A AtlasIntel, com metodologia que propõe reflexão do entrevistado, teve a divulgação interrompida, sob o argumento de impedir levantamento tendencioso. A medida gerou discussões sobre a clareza das regras, a interpretação do que é permitido e a forma como a legislação encara formatos de pesquisa mais complexos. O julgamento no plenário, porém, está paralisado por um pedido de vista.
A decisão evidencia a criticada visão de que as normas eleitorais brasileiras são excessivamente detalhadas e desatualizadas para o ambiente digital. A legislação impõe registro de levantamentos, limitações de propaganda e uma gestão administrativa que, segundo críticos, favorece litígios e reduz a mobilização do eleitorado.
Contexto regulatório e metodologias de pesquisa
O Tribunal Superior Eleitoral tem priorizado normas para IA, desinformação e condutas em campanhas. No entanto, especialistas apontam que regras antigas não acompanham a velocidade das redes e da comunicação online, elevando a judicialização.
No panorama internacional, países anglo-saxônicos costumam exigir transparência metodológica, sem imposição de registro burocrático equivalente ao brasileiro. A comparação ressalta a necessidade de equilíbrio entre transparência e burocracia, para não inviabilizar pesquisas relevantes.
Financiamento e período de campanha
Após a Lava Jato, o financiamento empresarial foi restringido, elevando o peso do Fundo Eleitoral e fortalecendo o papel de recursos públicos. Doações pessoais permanecem, porém com limites baixos. Partidos e candidatos passam a depender mais de fundos públicos, o que, na prática, pode reduzir o engajamento com eleitores.
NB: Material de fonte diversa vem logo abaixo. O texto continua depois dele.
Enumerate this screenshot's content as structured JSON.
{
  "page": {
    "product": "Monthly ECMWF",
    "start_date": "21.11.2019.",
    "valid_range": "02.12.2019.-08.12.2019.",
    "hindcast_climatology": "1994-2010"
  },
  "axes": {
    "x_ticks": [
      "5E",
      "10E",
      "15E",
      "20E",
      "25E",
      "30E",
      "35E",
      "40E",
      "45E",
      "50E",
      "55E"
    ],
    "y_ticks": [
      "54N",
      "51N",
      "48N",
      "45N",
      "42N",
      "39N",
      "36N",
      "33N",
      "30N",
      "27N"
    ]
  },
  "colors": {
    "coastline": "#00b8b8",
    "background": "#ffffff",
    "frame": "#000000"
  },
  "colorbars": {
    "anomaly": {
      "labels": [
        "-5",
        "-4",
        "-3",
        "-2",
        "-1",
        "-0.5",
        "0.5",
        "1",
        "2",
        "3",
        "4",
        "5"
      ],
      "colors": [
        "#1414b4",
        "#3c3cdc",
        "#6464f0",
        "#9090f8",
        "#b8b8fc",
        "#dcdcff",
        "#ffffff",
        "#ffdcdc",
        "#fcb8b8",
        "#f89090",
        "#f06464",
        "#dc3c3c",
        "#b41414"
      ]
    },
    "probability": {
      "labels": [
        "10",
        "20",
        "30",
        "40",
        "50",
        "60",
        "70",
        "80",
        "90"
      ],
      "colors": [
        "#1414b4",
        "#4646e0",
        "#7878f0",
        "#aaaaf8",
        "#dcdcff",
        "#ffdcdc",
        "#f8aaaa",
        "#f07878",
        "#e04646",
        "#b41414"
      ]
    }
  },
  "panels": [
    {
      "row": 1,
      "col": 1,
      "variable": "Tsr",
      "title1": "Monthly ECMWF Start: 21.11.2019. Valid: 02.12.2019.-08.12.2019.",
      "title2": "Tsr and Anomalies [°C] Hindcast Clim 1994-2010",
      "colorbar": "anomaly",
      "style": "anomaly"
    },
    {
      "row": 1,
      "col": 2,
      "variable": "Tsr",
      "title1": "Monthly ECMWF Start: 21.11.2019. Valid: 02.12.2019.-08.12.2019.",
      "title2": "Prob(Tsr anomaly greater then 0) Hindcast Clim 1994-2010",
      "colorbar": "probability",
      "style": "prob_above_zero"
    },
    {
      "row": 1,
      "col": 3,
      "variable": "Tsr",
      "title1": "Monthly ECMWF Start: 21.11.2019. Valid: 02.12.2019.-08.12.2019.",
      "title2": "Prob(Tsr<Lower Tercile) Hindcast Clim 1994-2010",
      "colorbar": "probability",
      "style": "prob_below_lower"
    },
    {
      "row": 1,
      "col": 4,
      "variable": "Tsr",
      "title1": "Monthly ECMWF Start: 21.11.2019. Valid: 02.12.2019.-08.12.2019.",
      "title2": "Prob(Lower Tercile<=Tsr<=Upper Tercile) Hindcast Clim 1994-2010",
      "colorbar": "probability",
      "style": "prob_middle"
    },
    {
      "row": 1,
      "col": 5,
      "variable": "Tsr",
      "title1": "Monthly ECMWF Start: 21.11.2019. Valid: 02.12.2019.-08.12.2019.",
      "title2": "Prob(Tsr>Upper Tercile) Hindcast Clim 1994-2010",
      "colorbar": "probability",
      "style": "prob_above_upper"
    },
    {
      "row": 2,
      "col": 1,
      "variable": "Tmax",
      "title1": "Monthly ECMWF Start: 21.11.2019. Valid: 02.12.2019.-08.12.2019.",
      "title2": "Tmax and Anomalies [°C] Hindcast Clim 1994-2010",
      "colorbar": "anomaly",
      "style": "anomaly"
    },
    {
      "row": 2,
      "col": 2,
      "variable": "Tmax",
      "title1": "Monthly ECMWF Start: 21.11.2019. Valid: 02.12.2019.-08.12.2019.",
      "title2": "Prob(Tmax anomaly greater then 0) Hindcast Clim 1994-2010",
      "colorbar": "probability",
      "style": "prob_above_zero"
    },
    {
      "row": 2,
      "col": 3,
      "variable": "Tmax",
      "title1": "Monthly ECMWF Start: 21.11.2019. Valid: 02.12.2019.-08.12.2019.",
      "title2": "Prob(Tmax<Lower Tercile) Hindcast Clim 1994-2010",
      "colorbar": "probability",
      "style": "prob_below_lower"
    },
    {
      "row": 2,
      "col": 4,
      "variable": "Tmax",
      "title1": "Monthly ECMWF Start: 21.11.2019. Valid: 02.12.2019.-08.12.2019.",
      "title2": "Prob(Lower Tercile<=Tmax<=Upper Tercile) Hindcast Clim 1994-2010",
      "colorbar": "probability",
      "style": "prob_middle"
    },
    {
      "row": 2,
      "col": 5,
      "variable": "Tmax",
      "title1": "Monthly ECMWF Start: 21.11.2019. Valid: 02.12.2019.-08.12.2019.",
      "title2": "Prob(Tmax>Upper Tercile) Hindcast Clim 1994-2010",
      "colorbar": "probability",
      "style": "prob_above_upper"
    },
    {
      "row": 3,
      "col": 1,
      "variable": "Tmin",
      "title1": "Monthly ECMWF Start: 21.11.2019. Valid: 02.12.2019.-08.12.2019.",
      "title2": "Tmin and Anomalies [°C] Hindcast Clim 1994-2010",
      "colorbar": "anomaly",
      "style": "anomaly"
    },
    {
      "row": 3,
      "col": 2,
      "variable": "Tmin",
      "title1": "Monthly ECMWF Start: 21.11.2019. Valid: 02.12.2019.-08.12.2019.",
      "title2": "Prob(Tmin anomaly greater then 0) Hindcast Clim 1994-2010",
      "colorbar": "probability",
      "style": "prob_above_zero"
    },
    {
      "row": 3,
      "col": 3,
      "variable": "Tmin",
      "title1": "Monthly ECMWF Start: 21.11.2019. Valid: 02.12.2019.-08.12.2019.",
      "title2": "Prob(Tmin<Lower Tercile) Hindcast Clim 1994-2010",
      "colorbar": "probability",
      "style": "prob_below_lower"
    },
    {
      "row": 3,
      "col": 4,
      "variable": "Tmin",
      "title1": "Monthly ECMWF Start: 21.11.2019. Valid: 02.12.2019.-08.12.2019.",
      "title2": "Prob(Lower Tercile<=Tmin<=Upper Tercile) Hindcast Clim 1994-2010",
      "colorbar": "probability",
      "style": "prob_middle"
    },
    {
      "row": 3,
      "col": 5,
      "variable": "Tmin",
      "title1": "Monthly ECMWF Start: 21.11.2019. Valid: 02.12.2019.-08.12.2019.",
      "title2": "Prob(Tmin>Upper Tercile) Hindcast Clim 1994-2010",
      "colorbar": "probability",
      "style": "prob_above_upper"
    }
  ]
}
Além disso, o período de campanha no Brasil é restrito a 45 dias, com contratos entre candidatos e eleitores ocorrendo de forma indireta ao longo do tempo. A exigência de fingir que não se é candidato antes de agosto dificulta a construção de plataformas e relacionamentos com o eleitor, conforme críticas ao arcabouço atual.
Armadilhas digitais e participação cívica
As regras também se destacam pela regulamentação de publicidade e formatos físicos, enquanto as campanhas se tornam cada vez mais digitais. Em vez de simplificar a participação, a lei contemporânea tende a aumentar a burocracia, gerando maior judicialização e menor envolvimento da população.
Especialistas defendem um modelo que incentive participação contínua, com maior transparência na captação de recursos e menos entraves para ações de interação entre candidatos e eleitores fora do período eleitoral formal.
Caminhos para uma reforma
Defensores de mudanças apontam para maior clareza na condução de pesquisas, padronização de metodologias e retirada de exigências burocráticas desnecessárias. Propõe-se ainda ampliar a participação cívica permanente, com regras proporcionais à era digital.
O relatório aponta que uma legislação eleitoral moderna, clara e adaptada ao ecossistema digital pode proteger o eleitor, aumentar a participação e reduzir a dependência de decisões judiciais. O objetivo é alinhar regras à prática contemporânea da comunicação política.